- Born: Mecca, Hejaz, Arabia
- Died: Hejaz, Arabia
- Spouse: Abu Bakr (until she was divorced around c.610)
- Children: Asma bint Abi Bakr; Abd Allah ibn Abi Bakr;
- Parent: Abd al-Uzza (father)

= Qutaylah bint Abd al-Uzza =

First wife of Abu Bakr

Qutaylah bint ʿAbd al-ʿUzzā (قتيلة بنت عبد العزى), was the first wife of Abu Bakr, the first Rashidun caliph of Islam.

She was a member of the Amir ibn Luayy clan of the Quraysh in Mecca. Her marriage to Abu Bakr produced two children, Asmā' and Abd Allah. Soon before or soon after Abd Allah's birth, Abu Bakr divorced Qutaylah. It was after this that Abu Bakr converted to Islam; Qutaylah remained a polytheist.
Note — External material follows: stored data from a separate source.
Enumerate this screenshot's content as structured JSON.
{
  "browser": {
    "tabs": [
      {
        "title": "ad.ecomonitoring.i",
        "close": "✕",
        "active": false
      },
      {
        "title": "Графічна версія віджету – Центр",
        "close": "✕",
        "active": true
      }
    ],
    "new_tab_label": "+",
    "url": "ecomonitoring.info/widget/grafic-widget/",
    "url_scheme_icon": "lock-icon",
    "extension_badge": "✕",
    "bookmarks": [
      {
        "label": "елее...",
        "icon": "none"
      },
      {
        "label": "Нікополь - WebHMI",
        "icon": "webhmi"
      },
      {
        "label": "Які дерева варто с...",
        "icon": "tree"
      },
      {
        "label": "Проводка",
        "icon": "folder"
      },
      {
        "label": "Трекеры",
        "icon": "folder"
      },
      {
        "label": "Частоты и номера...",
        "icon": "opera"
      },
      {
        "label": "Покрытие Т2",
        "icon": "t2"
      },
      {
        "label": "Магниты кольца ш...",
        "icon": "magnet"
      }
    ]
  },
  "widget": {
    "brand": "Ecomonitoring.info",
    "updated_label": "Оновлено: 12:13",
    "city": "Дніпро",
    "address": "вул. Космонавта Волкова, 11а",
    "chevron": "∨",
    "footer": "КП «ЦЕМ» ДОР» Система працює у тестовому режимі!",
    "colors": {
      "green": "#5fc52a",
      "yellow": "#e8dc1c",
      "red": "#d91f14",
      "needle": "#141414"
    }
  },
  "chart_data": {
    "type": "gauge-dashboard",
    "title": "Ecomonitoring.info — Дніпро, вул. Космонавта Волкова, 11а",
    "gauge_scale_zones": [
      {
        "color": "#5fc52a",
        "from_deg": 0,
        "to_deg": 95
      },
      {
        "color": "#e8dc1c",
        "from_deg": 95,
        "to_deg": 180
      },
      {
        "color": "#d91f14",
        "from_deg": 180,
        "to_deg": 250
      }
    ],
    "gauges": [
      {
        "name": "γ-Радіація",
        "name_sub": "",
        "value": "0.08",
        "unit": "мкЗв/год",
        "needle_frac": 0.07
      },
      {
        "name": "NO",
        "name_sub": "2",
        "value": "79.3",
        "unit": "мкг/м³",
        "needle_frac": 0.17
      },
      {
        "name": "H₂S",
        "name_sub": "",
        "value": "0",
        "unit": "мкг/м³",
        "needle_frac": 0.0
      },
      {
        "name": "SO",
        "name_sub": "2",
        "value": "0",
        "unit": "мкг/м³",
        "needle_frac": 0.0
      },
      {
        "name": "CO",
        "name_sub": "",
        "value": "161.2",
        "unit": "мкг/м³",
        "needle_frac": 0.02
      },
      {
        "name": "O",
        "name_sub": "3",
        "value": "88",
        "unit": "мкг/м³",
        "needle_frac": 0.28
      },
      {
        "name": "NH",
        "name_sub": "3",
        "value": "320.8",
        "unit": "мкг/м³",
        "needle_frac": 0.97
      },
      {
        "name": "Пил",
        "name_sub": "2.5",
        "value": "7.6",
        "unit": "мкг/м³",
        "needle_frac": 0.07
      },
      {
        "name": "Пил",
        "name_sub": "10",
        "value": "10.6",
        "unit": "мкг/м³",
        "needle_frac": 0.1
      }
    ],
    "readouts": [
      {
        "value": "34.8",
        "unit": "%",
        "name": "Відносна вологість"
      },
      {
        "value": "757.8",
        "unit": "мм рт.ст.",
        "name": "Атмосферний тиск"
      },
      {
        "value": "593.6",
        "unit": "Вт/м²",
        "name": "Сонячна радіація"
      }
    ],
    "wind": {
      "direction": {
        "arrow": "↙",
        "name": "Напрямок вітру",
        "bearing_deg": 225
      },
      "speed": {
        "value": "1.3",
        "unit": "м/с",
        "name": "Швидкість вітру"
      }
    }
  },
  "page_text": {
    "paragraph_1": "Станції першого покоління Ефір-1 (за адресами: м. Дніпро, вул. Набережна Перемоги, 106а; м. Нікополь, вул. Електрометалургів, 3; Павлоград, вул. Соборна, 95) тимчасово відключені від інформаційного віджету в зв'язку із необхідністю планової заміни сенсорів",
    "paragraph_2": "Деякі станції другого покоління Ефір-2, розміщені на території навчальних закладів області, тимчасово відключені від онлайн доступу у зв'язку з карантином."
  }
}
Seven years after their daughter Asmā' had migrated from Mecca, Qutaylah came to visit her in Medina. She brought gifts of raisins, clarified butter and qaraz (pods of a species of the sant tree). However, Asmā' did not admit her mother into her house or accept the gifts until she had sent someone to Aisha to ask Muhammad about what her attitude to her unbelieving mother should be. He replied that she should certainly admit her to her house and accept the gifts.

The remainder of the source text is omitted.